The Menologion

The Menologion is not a liturgical book per se;  rather, it is a supplement to the Menaion, containing the lives of the saints commemorated throughout the year.   The Menologion is sometimes called a Synaxarion, from synaxis, a liturgical service in honor of a saint;  in the Greek tradition, the day's Synaxarion entry is read at Matins, between odes 6 and 7 of the canon.  The term "Prologue" is also used, to indicate that the lives of the saints form an introduction to the Church's dogmatic, ascetic and social teachings: 

In its content, a Prologue is nothing other than an expanded and annotated Calendar...  The Calendar was the first book that I saw and took in my hands as a child.  At home in the village, it stood behind the icon and was handled with reverence and put back with care in its own place.  It was to me a mysterious and, at that time, magical book of names, nothing but names, without content or explanation.  I had no idea of the vastness hidden in those names...  What did they mean?  I could now reply thus:  They mean that the person is all-important...  The saints are a burnished mirror in which are reflected the beaty and strength and majesty of Christ.
(Bishop Nikolai Velimirović, The Prologue from Ochrid, Preface)
Whether called a Menologion, a Prologue, or a Synaxarion, such a work is a valuable companion to the liturgy.

Contents of the Menologion

The Menologion is usaully a multi-volume work.  It contains stories of the saints and of the various historical commemorations in the fixed calendar.   Each day's entry may describe all the saints of the day, or only a single saint, and may be expanded with a homily, scriptural quote, or hymn.  

The Menologion in Church Slavonic

The old Slavonic Prologue, in many different editions, formed a staple of the devotional life in Eastern Europe for many years.
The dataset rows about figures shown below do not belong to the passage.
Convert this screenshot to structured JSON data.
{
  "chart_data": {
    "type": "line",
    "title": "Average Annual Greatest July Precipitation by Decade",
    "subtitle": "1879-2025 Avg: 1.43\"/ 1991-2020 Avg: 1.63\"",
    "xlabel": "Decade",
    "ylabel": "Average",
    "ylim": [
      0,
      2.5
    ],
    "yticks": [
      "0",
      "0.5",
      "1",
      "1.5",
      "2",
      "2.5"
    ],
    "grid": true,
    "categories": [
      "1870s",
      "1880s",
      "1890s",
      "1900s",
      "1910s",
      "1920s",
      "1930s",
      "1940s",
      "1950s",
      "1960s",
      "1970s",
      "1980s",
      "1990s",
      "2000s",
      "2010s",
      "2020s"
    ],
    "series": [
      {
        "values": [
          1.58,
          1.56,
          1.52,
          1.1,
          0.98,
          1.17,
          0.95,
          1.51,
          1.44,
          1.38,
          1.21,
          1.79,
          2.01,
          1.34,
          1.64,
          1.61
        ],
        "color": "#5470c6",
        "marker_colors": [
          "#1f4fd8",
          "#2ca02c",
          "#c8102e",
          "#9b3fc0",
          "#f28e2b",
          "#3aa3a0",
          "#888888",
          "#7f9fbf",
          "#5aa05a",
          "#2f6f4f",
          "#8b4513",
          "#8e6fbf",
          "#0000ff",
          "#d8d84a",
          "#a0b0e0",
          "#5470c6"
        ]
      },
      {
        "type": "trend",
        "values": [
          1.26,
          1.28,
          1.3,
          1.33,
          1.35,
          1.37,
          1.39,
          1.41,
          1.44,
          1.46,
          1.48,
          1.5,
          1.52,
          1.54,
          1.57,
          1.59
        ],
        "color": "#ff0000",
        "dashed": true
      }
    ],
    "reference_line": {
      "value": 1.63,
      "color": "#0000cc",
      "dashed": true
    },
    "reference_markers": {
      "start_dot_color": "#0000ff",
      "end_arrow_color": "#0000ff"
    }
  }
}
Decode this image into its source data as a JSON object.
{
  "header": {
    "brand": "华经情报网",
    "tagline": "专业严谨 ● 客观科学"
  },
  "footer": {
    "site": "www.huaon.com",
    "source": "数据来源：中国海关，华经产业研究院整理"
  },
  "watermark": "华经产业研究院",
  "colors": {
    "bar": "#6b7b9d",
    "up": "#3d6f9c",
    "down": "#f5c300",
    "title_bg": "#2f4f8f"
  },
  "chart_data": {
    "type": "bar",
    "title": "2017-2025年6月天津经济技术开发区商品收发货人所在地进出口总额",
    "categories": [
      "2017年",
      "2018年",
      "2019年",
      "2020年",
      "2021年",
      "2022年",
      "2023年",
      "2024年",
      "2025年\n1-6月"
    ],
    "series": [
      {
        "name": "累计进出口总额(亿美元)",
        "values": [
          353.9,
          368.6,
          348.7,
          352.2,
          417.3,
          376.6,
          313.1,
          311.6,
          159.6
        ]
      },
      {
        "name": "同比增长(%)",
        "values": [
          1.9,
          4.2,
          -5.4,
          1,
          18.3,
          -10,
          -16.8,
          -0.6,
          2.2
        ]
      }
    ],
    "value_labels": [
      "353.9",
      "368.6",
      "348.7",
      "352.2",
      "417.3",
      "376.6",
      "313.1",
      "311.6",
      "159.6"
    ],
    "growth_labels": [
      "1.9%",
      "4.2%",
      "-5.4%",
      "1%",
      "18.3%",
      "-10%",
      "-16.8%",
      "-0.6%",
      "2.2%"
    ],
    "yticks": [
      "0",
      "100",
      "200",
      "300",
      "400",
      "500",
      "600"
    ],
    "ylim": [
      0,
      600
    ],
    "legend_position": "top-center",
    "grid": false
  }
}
However, as Nikolai Velimirović, the famed Serbian Orthodox bishop of Ochrid, noted in 1928, "..because of the language in which the latter (the Slavonic Prologue)  is written, (it) has become inaccessible to the Slav peoples of the present day.  Bishop Nikolai translated the Slavonic Prologue into Serbo-Croatian, and the resulting work is read before meals in every Serbian monastery, and it widely used for devotional reading up to the present time.

The Menologion in English

Lazarica Press of Birmingham, England has published a four-volume English translation of the Bishop Nikolai's Prologue from Ochrid;  this work is considered a classic of Orthodox devotional literature.

  The Menaion for the Divine Liturgy prepared by the Metropolitan Cantor Institute provides a short synaxarion entry for each day of the year, according to the calendar in the Ruthenian Apostol.